One example of a situation that may include undivided community property is when a husband and wife are involved in a business that is not only owned jointly by the couple contemplating a divorce but also by shareholders and investors thus creating a situation whereby assets cannot be easily divided. When investors (shareholders) own some of the assets of a business entity it is not as simple as selling the business and dividing the assets between the two parties in the divorce. It may actually be better to assess the value of each spouse’s share in the business’s equity and allow the business to remain operating in the same manner as it did prior to the divorce. The divorce lawyer is the best person to determine whether this is the best solution for the couple as well as for the profitability of the business entity.
The valuation of undivided property is one of the divorce steps necessary in order to assign a value to each party’s net worth in the divorce proceedings. This information is necessary in order to properly assign a value to the assets of each party in the divorce. While it may not have an effect in community property states since each party is believed to own equal shares, in other states the party with more assets may receive a lower percentage of the total value of all marital assets in the divorce settlement.

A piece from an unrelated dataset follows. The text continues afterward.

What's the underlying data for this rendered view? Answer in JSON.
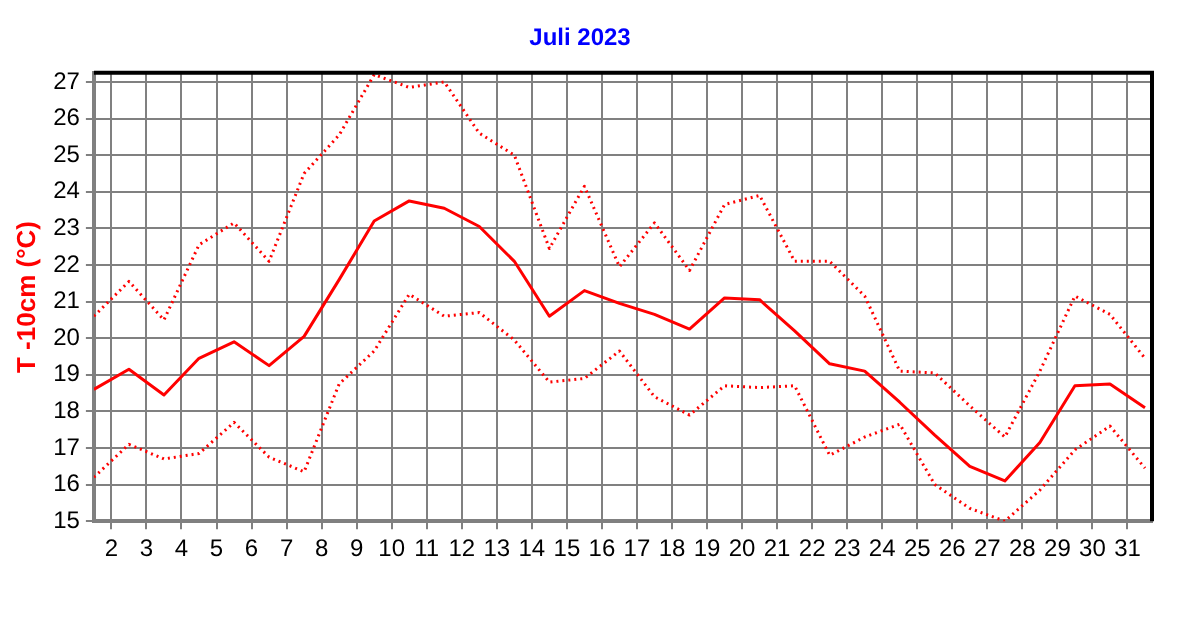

When the divorce lawyer conducts an assessment of all undivided property he or she will be able to determine how much of initial investment in the business entity belongs to each party in the divorce, an essential element when the couple acquired the business after their marriage took place. When people other than the couple hold a share of the business whether as shareholders or joint owners, the purchase agreement is the essential documentation necessary to determine the portion of the business entity that belongs to each of the parties in the divorce.
One problem that may also arise during the valuation of undivided property is it may be assessed at a discounted rate rather than the true value of the asset. This will then show a lower net worth for each person and although this type of valuation may be beneficial for tax purposes, it can still have a domino effect since the person with the lesser share may receive more of the total marital assets when all of the divorce assets are divided—advantageous for the person with the lower share but detrimental to the person with the higher undivided property assessment.

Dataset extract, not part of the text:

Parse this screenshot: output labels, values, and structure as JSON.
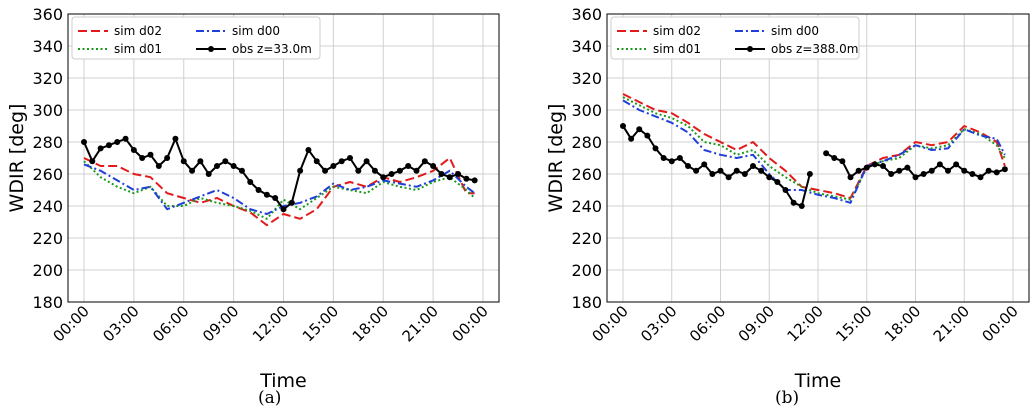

It is necessary to allow your divorce lawyer to work with you and your spouse’s lawyer in order to implement a settlement that is fair, equitable and representative of the true value of all marital assets instead of just assessing an arbitrary split that appears to represent shares that much more easily identifiable and structured.
One of the effects of divorce is finding yourself at a disadvantage when it comes to an equal division of the marital assets, but valuing your marital assets is step one to doing it, and choosing the best legal representation and/or mediation can help.
Distribution of assets is one of the most important steps in the divorce process. It's essential to be careful so that all assets are divided if not evenly at least equitably within the scope of the law.